X-Men First Class is definitely a Bryan Singer movie, even if he did not direct it. It follows through on X-Men 1 and 2, and ties up a lot of the loose ends. As well, it carries on the tradition of the first two movies to concentrate on characters and acting performances over action.

That isn't to say that there are no spectacular fight scenes. In particular, Magneto has quite a few scenes where he looked like the greatest assassin ever created. But what drives the movie are the performances of the actors.

James McAvoy plays Charles Xavier, and carries a lot of the heavy load in the first half of the movie. McAvoy brings a lot of Xavier's gravitas and mysterious ability to push and challenge his students. He also supplies the wisdom that you expect from Professor X. But in the second half of the movie, he hands over the movie to the true star, Michael Fassbender.

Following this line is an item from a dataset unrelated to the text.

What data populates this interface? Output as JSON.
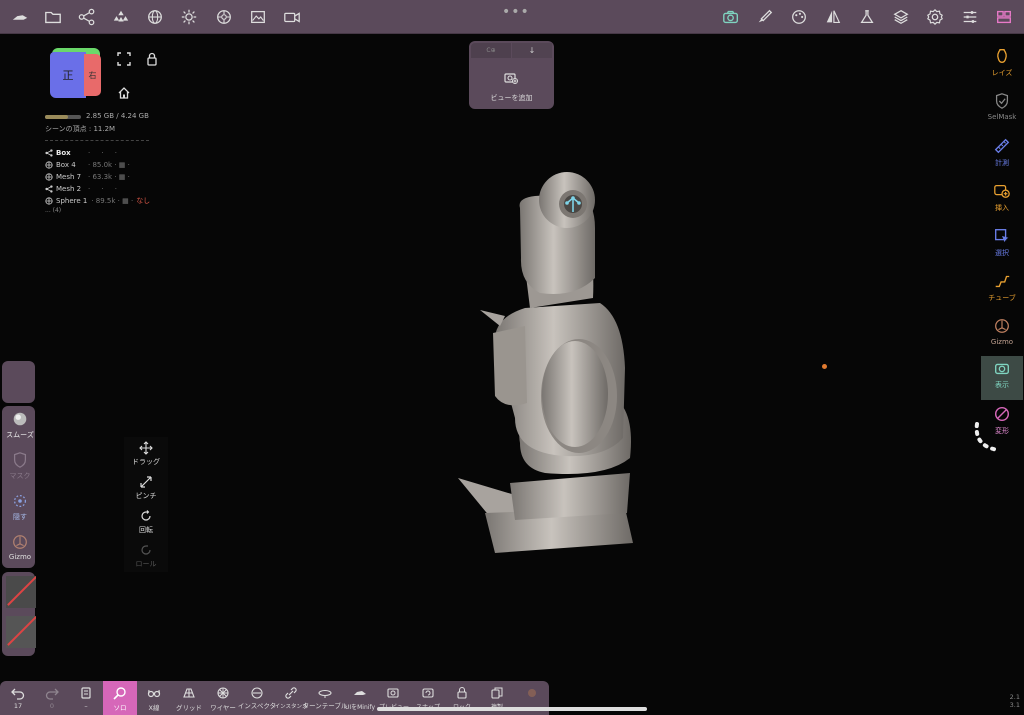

Fassbender plays Magneto with aplomb, taking what is initially a character who is driven solely by revenge, and helping to transform him into the complex character who desires to take mutant kind to rule the world. He takes us along with his own change into this character, letting us understand his motives while not necessarily tipping his hand as to where the character is going to go. It was a breakout performance for Fassbender; not necessarily an Oscar worthy performance, but on that should make Hollywood pay notice and get Fassbender many more starring roles.

I should also take a moment to commend Kevin Bacon on his performance; more often than not Bacon is treated as a bit of a joke, thanks to the Six Degrees of Kevin Bacon game. But his performance as Sebastian Shaw was a strong performance for somebody who normally isn't cast as a main villain.

I recommend seeing this movie, especially if you enjoed the first two X-Men movies. The acting carries the movie, though the story and action were not lacking either.